Once that return issue is resolved, I'd be curious about actual benchmarks, including using PyPy instead of CPython (which I imagine you're using).

[Skaperen]

line 57 should be indented.  it is in my copy of the code which works for me. how can i insert plain code, now?

Output:
lt1/forums /home/forums 3> head -n57 bigsqrt.py|tail -n3
    if len(num_parts) != 2:
        stderr.write( "Number needs 0 or 1 '.'\n" )
        return 1
lt1/forums /home/forums 4> 

when i c&p the code to this post editing window (from a terminal window in a different desktop), the "return" line was unindent by 4 spaces so that it was just as far as the "if".  i typed in 4 spaces to fix it (looks right in preview now).  maybe that is why the program code was inserted wrong.

---

the new code display refuses to scroll when doing a highlight select ... we need a "select all" or better yet, a "download" link or button.  the old way to display code did have a "select all".  a "download" would be better, IMHO.

---

i put the 2 bigsqrt sources on the website as links to avoid the indentation issues:

http://stratusrelay.com/phil/bigsqrt.py (4f5b52aa9d8043a2d3d9d090f04dec7e)
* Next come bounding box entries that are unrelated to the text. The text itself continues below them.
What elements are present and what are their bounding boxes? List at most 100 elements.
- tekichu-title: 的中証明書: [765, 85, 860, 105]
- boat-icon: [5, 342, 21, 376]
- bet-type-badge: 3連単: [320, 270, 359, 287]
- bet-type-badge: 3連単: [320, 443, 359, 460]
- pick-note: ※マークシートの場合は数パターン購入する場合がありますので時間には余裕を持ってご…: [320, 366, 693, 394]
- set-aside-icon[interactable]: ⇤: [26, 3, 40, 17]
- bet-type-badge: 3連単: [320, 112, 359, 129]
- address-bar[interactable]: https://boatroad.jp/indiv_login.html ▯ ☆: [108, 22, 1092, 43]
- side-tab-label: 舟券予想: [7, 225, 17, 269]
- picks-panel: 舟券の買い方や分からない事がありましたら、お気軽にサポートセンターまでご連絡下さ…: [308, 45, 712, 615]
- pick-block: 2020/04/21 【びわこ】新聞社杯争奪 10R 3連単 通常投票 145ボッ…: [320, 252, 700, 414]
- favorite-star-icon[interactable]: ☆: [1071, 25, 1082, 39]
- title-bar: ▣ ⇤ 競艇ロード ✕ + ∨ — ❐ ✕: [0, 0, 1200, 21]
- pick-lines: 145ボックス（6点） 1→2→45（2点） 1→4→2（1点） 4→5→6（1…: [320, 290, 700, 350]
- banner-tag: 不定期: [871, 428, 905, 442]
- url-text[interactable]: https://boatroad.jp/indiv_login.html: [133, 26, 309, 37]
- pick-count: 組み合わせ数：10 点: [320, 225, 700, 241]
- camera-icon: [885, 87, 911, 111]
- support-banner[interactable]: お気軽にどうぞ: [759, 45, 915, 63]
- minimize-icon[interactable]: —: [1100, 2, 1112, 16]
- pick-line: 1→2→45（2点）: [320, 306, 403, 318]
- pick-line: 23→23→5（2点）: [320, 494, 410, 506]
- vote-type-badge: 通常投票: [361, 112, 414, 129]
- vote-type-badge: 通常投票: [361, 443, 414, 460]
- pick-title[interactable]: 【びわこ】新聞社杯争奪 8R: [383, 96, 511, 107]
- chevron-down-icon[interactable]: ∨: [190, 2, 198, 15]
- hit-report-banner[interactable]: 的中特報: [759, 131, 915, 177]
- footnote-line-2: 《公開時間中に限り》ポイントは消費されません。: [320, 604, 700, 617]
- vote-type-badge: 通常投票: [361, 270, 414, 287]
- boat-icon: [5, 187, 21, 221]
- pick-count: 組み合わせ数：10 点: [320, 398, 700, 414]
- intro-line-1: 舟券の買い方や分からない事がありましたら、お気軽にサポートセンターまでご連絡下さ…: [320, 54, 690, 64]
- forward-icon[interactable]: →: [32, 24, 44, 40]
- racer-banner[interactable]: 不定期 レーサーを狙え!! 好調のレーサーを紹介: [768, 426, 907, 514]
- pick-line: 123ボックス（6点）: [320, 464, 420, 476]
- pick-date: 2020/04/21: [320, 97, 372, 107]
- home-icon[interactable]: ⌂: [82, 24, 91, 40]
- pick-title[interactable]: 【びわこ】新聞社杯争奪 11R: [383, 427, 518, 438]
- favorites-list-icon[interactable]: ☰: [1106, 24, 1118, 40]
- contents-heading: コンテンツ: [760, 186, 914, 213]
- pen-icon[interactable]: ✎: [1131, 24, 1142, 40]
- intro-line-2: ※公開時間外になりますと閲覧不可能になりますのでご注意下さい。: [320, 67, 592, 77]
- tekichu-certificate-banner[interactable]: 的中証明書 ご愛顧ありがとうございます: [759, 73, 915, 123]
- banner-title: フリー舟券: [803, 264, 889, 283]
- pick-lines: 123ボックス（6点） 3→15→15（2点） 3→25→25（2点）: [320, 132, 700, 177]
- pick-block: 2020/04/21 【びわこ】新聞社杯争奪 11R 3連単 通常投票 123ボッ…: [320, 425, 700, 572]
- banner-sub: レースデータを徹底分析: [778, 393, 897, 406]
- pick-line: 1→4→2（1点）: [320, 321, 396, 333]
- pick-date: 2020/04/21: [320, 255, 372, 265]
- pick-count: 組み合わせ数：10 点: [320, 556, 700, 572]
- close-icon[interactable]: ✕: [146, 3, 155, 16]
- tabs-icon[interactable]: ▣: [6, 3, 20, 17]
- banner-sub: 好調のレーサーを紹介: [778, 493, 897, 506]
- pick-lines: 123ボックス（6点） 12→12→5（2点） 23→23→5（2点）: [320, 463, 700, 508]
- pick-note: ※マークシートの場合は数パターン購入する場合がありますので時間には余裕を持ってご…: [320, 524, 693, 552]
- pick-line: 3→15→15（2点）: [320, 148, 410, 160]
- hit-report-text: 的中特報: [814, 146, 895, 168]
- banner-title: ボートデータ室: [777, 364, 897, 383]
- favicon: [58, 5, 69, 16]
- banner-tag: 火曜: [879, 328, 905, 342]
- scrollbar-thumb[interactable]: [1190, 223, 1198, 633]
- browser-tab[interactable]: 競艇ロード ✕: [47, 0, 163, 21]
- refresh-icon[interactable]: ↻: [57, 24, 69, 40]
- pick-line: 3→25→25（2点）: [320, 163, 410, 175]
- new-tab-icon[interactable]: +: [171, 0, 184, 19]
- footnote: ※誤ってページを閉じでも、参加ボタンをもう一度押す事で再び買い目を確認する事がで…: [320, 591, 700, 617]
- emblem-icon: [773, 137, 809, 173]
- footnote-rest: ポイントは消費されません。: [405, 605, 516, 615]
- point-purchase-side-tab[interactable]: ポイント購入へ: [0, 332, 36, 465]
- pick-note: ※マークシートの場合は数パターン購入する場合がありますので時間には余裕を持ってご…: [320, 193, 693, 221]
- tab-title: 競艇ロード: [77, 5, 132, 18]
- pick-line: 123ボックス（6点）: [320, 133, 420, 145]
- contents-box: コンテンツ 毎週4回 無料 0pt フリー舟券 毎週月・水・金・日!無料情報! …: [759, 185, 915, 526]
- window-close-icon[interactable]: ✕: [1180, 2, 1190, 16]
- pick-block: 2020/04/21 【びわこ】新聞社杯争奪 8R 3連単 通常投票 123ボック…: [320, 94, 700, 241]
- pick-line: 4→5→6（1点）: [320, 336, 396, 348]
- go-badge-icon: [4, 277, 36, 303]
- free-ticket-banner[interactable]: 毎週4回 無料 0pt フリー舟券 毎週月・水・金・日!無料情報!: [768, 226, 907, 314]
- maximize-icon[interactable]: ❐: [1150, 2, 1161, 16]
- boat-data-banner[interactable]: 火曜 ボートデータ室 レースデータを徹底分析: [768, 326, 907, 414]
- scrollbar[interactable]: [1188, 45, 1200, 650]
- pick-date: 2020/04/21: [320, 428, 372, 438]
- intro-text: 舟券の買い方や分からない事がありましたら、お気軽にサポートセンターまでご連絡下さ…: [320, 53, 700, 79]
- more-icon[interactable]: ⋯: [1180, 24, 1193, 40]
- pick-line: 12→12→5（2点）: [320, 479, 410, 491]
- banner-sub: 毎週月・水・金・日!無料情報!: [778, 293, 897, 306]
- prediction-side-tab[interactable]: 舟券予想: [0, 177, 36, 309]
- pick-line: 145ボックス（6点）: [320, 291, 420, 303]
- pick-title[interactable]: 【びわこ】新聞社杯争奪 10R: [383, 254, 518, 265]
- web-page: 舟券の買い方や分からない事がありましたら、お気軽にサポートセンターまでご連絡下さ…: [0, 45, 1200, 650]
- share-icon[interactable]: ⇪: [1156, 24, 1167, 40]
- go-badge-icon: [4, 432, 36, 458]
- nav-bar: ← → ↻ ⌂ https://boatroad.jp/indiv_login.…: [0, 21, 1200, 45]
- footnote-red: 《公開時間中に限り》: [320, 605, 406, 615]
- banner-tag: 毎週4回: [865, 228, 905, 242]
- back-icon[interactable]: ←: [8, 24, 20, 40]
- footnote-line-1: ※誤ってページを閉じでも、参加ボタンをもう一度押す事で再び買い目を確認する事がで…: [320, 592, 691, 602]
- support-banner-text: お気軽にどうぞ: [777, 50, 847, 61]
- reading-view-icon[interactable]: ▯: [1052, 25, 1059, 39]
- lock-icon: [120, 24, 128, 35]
http://stratusrelay.com/phil/bigsqrt.pike (3928561f6465d036852701a7a2421b21)

[snippsat]

i put the 2 bigsqrt sources on the website as links to avoid the indentation issues:

It looks more like a problem in the way you store code on web.
I save bigsqrt.py and then try to open it PyCharm,Atom,NotePad++ and indentation is wrong in all.
The same happen with copy-paste from website.

[nilamo]

Since we're still talking about line 57, it looks like the "if" clause line is indented with spaces, while the body of that same if block is indented with tabs. Mixing the two causes... strange things to happen :p

[Skaperen]

Since we're still talking about line 57, it looks like the "if" clause line is indented with spaces, while the body of that same if block is indented with tabs.  Mixing the two causes... strange things to happen :p

yes, that could be causing it ... anyone got a good untabify script?

[nilamo]

Most text editors can convert back and forth.  Otherwise, it should be as simple as:

with open('python-file.py', 'r') as source:
    with open('python-file-fixed.py', 'w') as out:
        for line in source:
            if line.startswith('\t'):
                line = ' '*4 + line[1:]
            print(line, end='', file=out)

[Skaperen]

emacs is the only editor i know (besides tools like sed) and it has don untabify wrong before so i want to avoid that.

i tried that code:

Output:
lt1/forums /home/forums 6> py3 untab.py bigsqrt.py fixed.py
Traceback (most recent call last):
  File "untab.py", line 13, in <module>
    main()
  File "untab.py", line 7, in main
    for line in source:
  File "/usr/lib/python3.5/encodings/ascii.py", line 26, in decode
    return codecs.ascii_decode(input, self.errors)[0]
UnicodeDecodeError: 'ascii' codec can't decode byte 0xa9 in position 138: ordinal not in range(128)
lt1/forums /home/forums 7> cat untab.py
def main():
    from sys import argv
    fn = argv[1]
    tf = argv[2]
    with open(fn, 'r') as source:
        with open(tf, 'w') as out:
            for line in source:
                if line.startswith('\t'):
                    line = ' '*4 + line[1:]
                print(line, end='', file=out)
    return

main()

google tells me about the GNU expand command which i found is already in Ubuntu 16.04.1 LTS :)  it seems to work so i will attach the fixed file.  the attach system here does not like .pike so an untabify of that is not attached.